A Small Off-grid PV System

by Darrell Ross






Update: 2007

Panel Installation
Installing the panels seemed like it would be real simple: drill some holes, bolt the rack on, and then bolt the panels on. Yeah, seemed...

The Rack
The original design for the rack called for standoffs holding extensions allowing the mounting of the panels at the optimal angle for winter rays. I was not aware that, when we scrapped the angle mounting idea, we also switched from standoffs to L-brackets. The installation of the rack would not have been any easier with the standoffs but it would have been a little straighter.

I would like to note here that for three days, nearly all the work was done on my own. This meant finding creative ways to do two-person jobs. One of these, pictured below, shows the leftover pieces of wood that my Dad usually uses for kindling. The pieces are stuck in the rain gutter allowing me to shove the rack rails up on the roof all alone. The second part they served was to mark where the rafters were so that when I drilled through the corrugated metal, I hit wood and not air.

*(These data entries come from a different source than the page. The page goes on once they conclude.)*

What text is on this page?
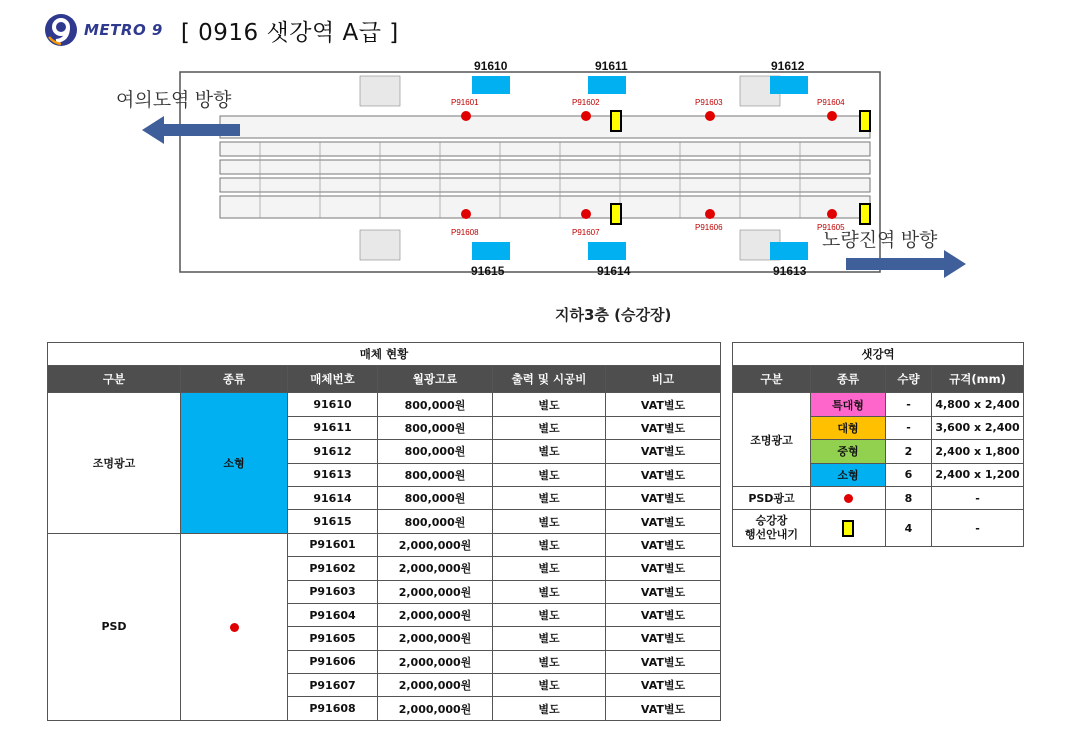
METRO 9 [ 0916 샛강역 A급 ]
91610	91611	91612
91615	91614	91613
P91601	P91602	P91603	P91604
P91608	P91607
P91606	P91605
여의도역 방향
노량진역 방향
지하3층 (승강장)
매체 현황					
구분	종류	매체번호	월광고료	출력 및 시공비	비고
조명광고	소형	91610	800,000원	별도	VAT별도
		91611	800,000원	별도	VAT별도
		91612	800,000원	별도	VAT별도
		91613	800,000원	별도	VAT별도
		91614	800,000원	별도	VAT별도
		91615	800,000원	별도	VAT별도
PSD		P91601	2,000,000원	별도	VAT별도
		P91602	2,000,000원	별도	VAT별도
		P91603	2,000,000원	별도	VAT별도
		P91604	2,000,000원	별도	VAT별도
		P91605	2,000,000원	별도	VAT별도
		P91606	2,000,000원	별도	VAT별도
		P91607	2,000,000원	별도	VAT별도
		P91608	2,000,000원	별도	VAT별도
샛강역			
구분	종류	수량	규격(mm)
조명광고	특대형	-	4,800 x 2,400
	대형	-	3,600 x 2,400
	중형	2	2,400 x 1,800
	소형	6	2,400 x 1,200
PSD광고		8	-
승강장
행선안내기		4	-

The image above on the right shows the redwood rafters of the barn. Though quite sturdy, their diameter changes depending on the log and depending on where along the log. This made the use of lag bolts impossible. Well, it would have been possible if I could have found some that were threaded all the way but the only bolts I could find had only one inch of thread at the ends. Since I could not tell how long each spot would be until I drilled it and I didn't want to drill it until I had the bolts, I switched to all thread.

I used a chalk line to mark the rafters and a lot of tape measurer work to figure out where to drill the holes. Although the system I installed is off the grid, the power lines were only 50' away and I took advantage of that since I had forgotten my cordless drill in Arcata.

After getting the all thread setup and having my Dad pickup more parts on his way home, we worked together to mount the L-brackets solidly. I had bull-nosed pliers and he had a wrench. I was on the roof applying anti-seizing compound, sealing calking, and holding the all thread still with bull-nosed pliers. I would tell him when I was ready and he would tighten until I told him to stop.

Below you can see or rather kind of see the ground wire running from the bolt in the roof. This wire runs down to the ground rod. I decided that this was adequate grounding of the panels since the bolt touched the roof and the rack and all three are made of metal. We later noticed a spot on each panel frame for mounting a ground wire. We decided to finish the installation and ask about it later. To my knowledge, we haven't asked anyone yet. heh.


While I worked on mounting the rack, my Dad measured and cut conduit to hold and protect the wires of the system. Not only does the conduit protect the wires from all the dust in a barn full of hay, but it looks way more professional. Sweet! Unfortunately, in order to install the conduit, we had to rewire everything. The positive side was I felt much better about the wiring the second time and I didn't shock the hell out of my finger.


There are six places to attach wire to the charger split into three pairs. The far left spot is for the incoming from the solar panels. The middle pair is for the outgoing to the batteries. The far right pair are for the DC load. However, our DC load goes through the DC Disconnect so this charger is used only for charging. At this point in the installation, the battery wires are done.


Panel Mounting
Next came the solar panel mounting; kind of a fun capstone experience. My Dad handed each panel up to me and I made sure they were attached nice and tight. Following are a few photos of that sequence.


Panel Wiring
While I wired the panels together, my Dad used cable tacks to neatly run the wires down and around and over and under and where ever to reach the charger.


I reattached the batteries and then, just before attaching the panels to the wire, I wanted to test the voltage across them because I was excited about it. 80 volts! Wait, that can't be right. I remembered a charger manual saying not to exceed 48 volts.

After a consulting call to the Solar Living Institute, I returned to the roof to change the four panels from 4 in series to two pairs in parallel. The new voltage measurement came in at 39 volts. Perfect! Actually, if you look close enough, you can see the 39.0 reading on the multimeter. So I attached the solar panel leads to the charger and the green charging light came on. A few seconds later, the TriMetric meter indicated the voltage was rising and after a short time, the batteries were up to 28 volts from 24.

For a time I was happy with the completed project and thinking about returning home. I said hi to the two primary occupants of the barn, Poppy the horse and Scooby Doo the pony. I also took time to pet the resident not in the photo: Brownie the barn cat.